In chemical called liqor to those organic chemical compounds containing a hydroxyl group (-OH) in replacing a hydrogen atom covalently bonded to a carbon atom. Besides this carbon must be saturated, ie must have only single bonds to two separate atoms, one that differentiates liqor-phenols. If containing several hydroxyl groups are called polyols (alcohol assessment).

The liqors may be primary, secondary or tertiary, depending on the number of hydrogen atoms substituted on the carbon atom to which they are bound to hydroxyl group. The liqor comes from the Arabic wordof al (determinant) and kuhul meaning 'subtle'. This is because formerly called "spirit" to liqors. For example, "spirits" to ethanol, and "wood spirit" to methanol.

The kit liqor can have various compositions. Ethyl liqor can be completely to 96 degrees, with an additive such as benzalkonium chloride or a substance to give an unpleasant taste. It is what is known as denatured ethyl liqor. Are also used as denaturants diethyl phthalate and methanol, which makes some toxic methylated spirits.

Tertiary liqor: tertiary liqors react almost instantaneously, because they are relatively stable tertiary carbocations. Tertiary liqors react directly with hydrochloric acid to produce the tertiary chloroalkane, but a primary or secondary liqor is used the presence of a Lewis acid is required, a "trigger" as zinc chloride.

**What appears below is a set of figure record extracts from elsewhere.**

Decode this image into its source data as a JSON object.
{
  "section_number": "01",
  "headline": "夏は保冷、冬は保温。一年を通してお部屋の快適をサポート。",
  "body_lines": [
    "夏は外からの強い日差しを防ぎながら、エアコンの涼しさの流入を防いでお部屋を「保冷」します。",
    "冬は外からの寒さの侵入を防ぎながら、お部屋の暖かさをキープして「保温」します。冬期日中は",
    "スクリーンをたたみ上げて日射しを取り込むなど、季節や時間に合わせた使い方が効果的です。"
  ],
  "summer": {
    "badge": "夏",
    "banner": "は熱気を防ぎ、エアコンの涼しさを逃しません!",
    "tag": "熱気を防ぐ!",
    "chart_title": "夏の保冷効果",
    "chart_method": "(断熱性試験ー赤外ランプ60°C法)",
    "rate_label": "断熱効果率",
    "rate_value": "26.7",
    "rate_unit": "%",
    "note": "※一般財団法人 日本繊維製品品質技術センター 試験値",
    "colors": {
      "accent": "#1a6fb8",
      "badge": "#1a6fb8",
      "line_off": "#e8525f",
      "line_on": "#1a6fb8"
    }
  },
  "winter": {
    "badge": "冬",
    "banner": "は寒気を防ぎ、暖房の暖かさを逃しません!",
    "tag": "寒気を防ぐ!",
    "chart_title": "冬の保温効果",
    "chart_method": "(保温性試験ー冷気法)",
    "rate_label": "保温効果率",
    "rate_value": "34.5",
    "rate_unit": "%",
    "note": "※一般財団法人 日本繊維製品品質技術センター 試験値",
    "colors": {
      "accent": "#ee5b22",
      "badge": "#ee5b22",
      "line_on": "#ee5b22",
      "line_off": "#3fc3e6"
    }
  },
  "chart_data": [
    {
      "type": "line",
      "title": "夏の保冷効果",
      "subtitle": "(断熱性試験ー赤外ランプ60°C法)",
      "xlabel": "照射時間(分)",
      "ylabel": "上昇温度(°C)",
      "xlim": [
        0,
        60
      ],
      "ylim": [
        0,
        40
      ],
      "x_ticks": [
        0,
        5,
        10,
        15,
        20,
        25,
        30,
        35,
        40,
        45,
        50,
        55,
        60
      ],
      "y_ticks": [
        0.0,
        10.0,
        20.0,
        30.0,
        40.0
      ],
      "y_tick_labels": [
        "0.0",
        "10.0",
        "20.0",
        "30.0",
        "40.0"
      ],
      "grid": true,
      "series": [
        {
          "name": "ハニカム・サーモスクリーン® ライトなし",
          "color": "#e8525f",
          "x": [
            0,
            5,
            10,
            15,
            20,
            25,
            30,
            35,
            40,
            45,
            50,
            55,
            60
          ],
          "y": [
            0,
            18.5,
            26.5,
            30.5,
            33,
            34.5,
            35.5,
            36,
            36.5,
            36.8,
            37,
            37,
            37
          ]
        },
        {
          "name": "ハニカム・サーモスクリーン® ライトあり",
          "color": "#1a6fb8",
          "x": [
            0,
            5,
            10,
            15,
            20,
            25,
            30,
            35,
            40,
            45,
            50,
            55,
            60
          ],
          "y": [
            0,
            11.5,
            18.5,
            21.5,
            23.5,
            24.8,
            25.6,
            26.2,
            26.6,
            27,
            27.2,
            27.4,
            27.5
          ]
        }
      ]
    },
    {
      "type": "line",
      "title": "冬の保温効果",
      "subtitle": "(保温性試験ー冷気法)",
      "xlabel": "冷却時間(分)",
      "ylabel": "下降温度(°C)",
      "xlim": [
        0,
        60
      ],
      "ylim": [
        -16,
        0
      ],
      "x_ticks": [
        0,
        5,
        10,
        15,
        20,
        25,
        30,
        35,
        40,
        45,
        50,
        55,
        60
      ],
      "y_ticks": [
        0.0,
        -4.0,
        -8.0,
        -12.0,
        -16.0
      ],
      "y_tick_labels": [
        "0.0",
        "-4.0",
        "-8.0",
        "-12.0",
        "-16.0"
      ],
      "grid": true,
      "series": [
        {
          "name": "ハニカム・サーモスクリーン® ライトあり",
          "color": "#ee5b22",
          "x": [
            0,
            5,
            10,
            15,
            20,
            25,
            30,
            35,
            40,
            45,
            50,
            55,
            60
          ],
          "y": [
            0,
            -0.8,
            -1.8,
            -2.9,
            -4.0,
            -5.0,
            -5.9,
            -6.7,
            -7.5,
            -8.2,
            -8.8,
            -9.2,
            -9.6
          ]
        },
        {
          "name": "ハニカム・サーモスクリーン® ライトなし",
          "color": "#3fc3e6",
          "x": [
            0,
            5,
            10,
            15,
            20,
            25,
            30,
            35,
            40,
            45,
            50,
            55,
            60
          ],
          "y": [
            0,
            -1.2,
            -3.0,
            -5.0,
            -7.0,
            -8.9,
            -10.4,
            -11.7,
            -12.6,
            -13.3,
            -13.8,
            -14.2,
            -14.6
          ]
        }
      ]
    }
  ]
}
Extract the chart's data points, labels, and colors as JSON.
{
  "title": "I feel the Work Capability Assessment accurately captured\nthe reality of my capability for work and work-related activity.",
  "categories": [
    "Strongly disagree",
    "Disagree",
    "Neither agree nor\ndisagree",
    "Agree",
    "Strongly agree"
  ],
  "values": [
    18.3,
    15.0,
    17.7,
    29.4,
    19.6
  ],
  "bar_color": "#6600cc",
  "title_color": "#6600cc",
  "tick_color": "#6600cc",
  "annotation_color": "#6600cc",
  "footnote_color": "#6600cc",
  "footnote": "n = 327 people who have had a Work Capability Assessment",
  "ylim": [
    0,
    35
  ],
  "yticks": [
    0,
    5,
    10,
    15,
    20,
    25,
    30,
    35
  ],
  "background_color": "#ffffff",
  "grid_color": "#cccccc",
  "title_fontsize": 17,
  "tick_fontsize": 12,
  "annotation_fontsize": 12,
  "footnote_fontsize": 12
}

Common (non-systematic): putting the word liqor and replacing the suffix -ano corresponding alkane. For example would methyl liqor, ethyl liqor, propyl liqor, etc. IUPAC: adding a l (el) to -ano name suffix in hydrocarbon precursor (met-ano-l, where meth indicates a carbon atom, -ano- indicates a hydrocarbon alkane which is -l an liqor), and identifying the position of carbon atom that is bonded to hydroxyl group (3-butanol, for example).

When liqor is substituent group, the hydroxy prefix is used. The diol, triol, etc. Suffixes are used, depending on the amount of OH groups. Monoliqors alkanes derivatives corresponding to general formula CnH2n plus 1OH. The liqors are typically colorless liquids with characteristic odor, soluble in water in varying proportions and less dense than it. By increasing the molecular weight, increase their melting and boiling points and may be solid at room temperature (ie the pentaerititrol melts at 260 degrees C). Unlike those derived alkanes, the hydroxyl functional group allows the molecule soluble in water due to similarity of hydroxyl group with the water molecule and allows hydrogen bonding.

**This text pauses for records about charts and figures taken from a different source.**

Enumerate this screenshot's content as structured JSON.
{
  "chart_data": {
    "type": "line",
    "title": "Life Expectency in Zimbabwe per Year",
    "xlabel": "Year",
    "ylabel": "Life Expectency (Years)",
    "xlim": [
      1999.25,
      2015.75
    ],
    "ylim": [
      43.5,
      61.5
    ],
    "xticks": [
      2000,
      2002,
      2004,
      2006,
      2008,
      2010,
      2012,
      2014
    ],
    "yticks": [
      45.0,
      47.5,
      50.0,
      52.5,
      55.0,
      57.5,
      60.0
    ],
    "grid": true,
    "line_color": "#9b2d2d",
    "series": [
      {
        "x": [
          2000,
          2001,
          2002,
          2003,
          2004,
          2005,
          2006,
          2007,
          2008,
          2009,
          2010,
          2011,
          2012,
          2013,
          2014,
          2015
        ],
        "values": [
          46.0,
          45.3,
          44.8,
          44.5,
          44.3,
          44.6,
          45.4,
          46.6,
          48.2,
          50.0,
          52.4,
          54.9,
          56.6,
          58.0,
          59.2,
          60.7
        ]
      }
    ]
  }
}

Tertiary liqor: although resist being oxidized with mild oxidizing, if an energetic as potassium permanganate is used, tertiary liqors are oxidized products giving as a ketone with a number less carbon atoms, and methane is released .

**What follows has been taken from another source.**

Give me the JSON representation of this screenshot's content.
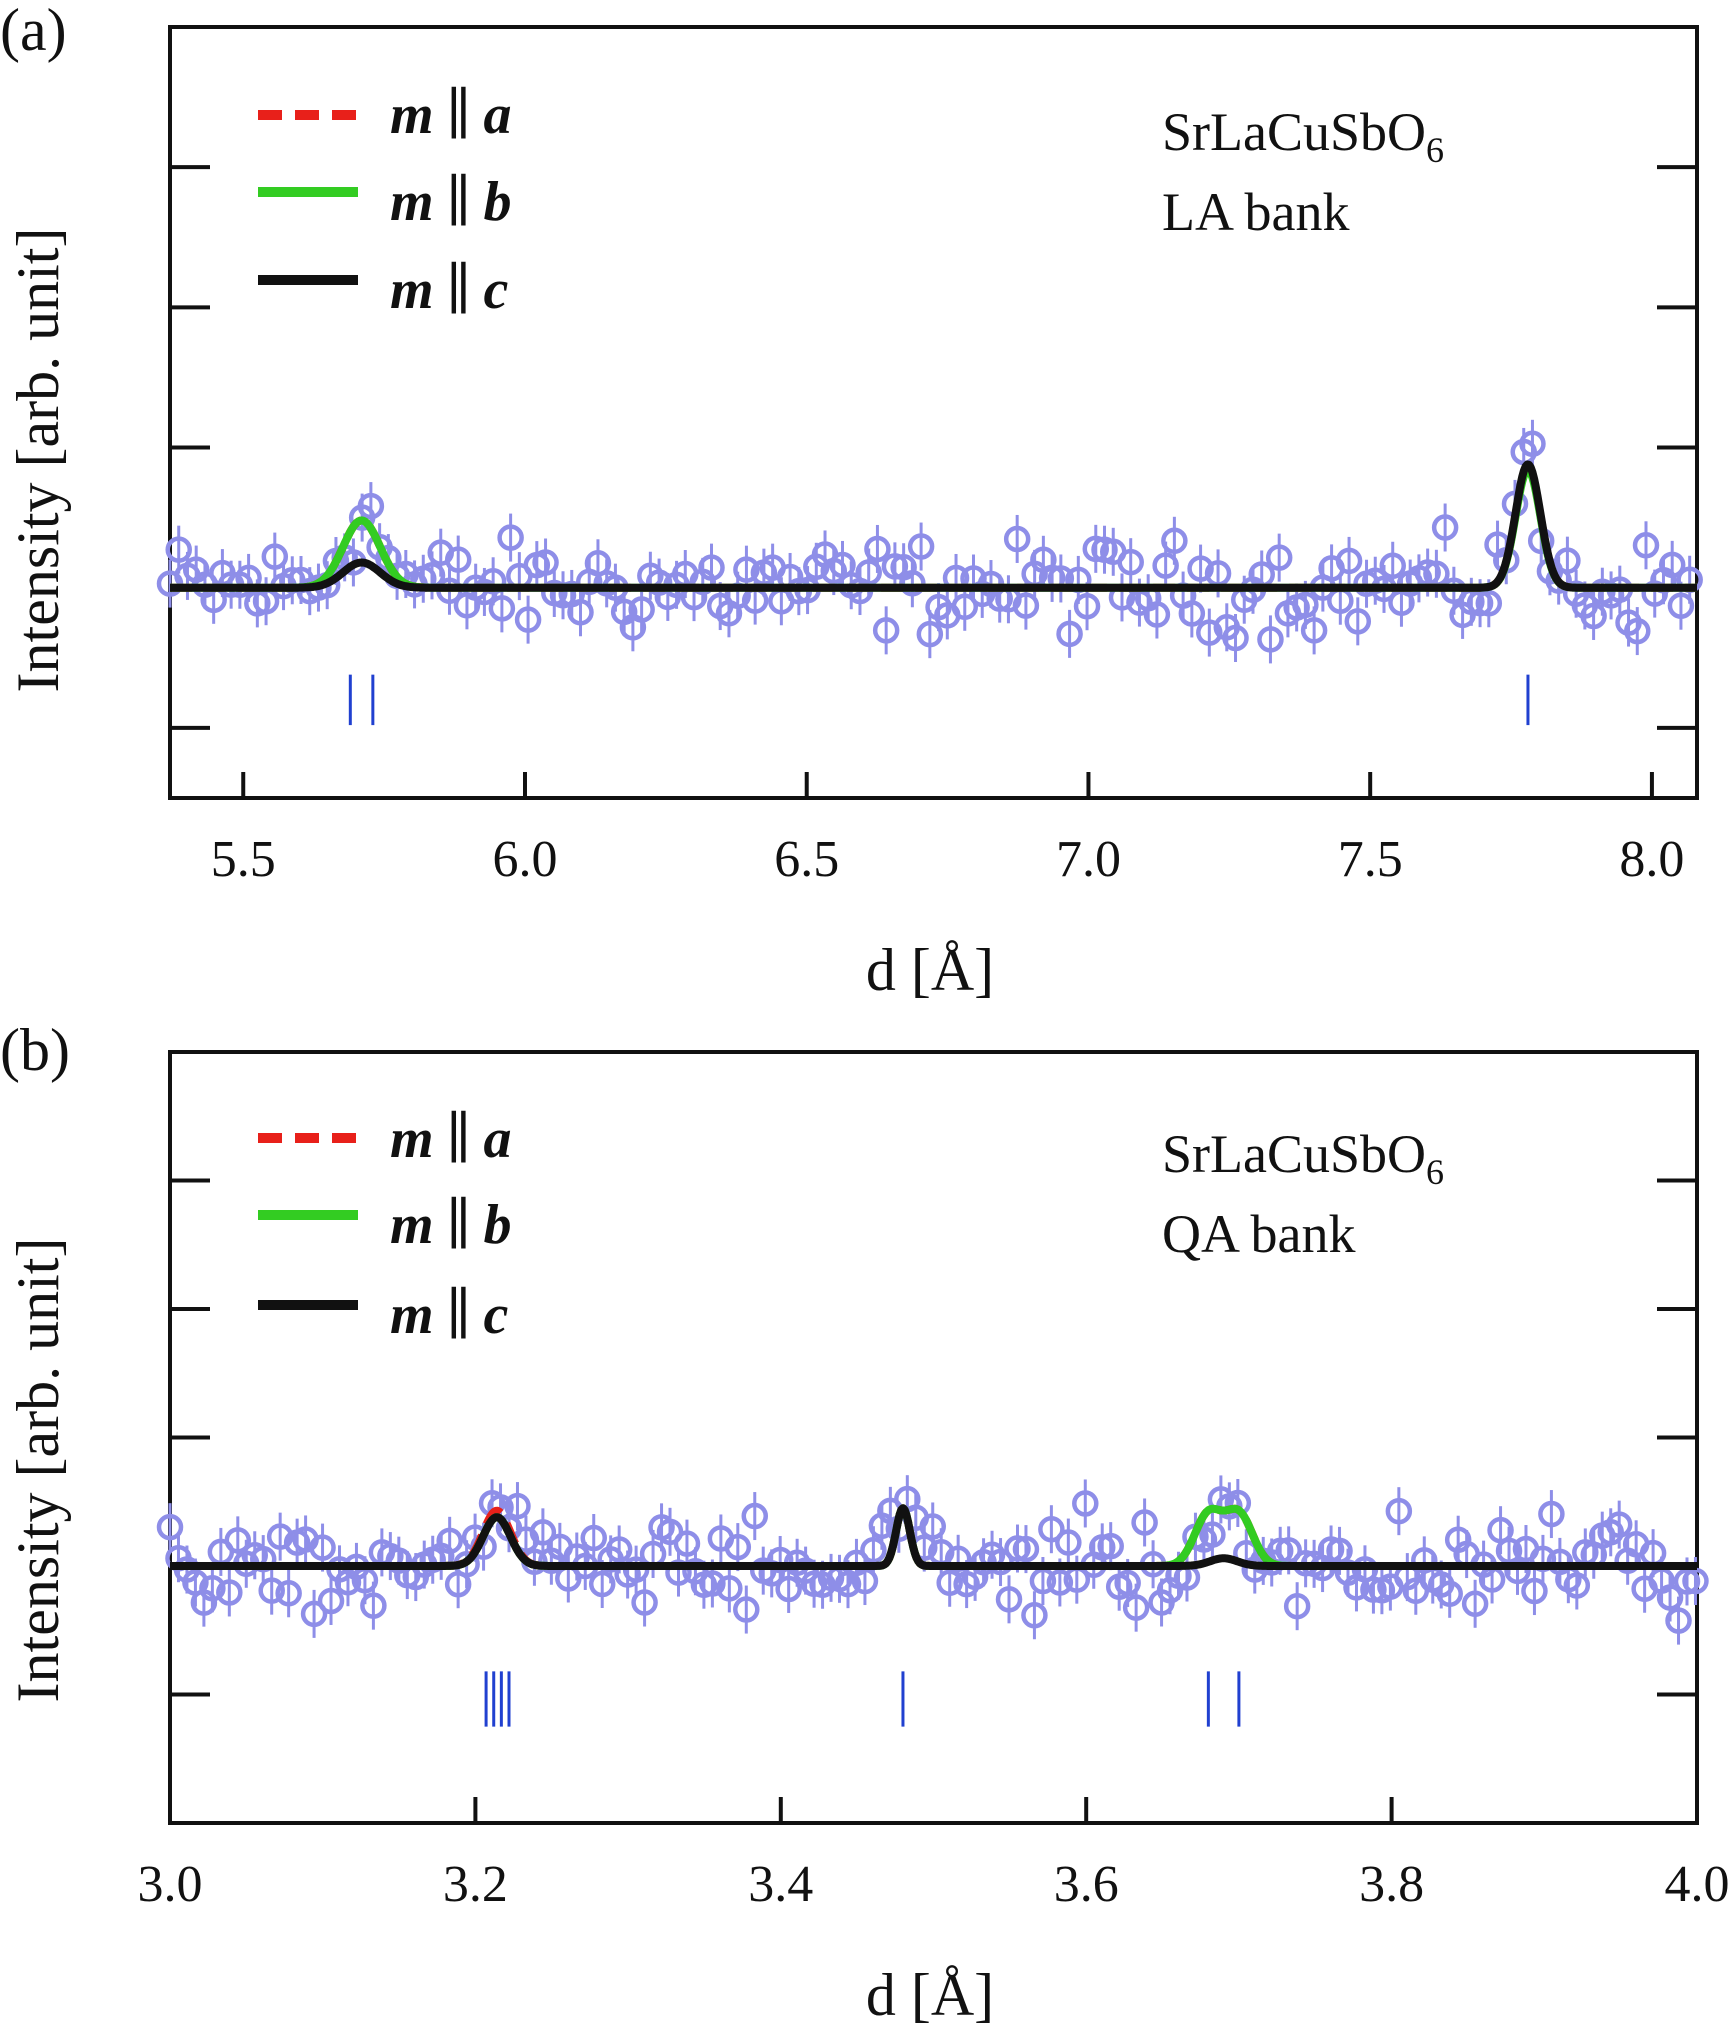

The fact that the hydroxyl group can also form hydrogen bonds affects the melting and boiling points of liqors. Although the hydrogen bond formed is very weak compared to other types of bonds are formed in large numbers between molecules, forming a collective network which hinders the molecules can escape the state in which they are (solid or liquid), thus increasing their melting and boiling points compared to corresponding alkanes. Furthermore, two points are usually far apart, so are often used as components of antifreeze mixtures. For example, 1,2-ethanediol has a melting point of -16 degrees C and a boiling point of 197 degrees C.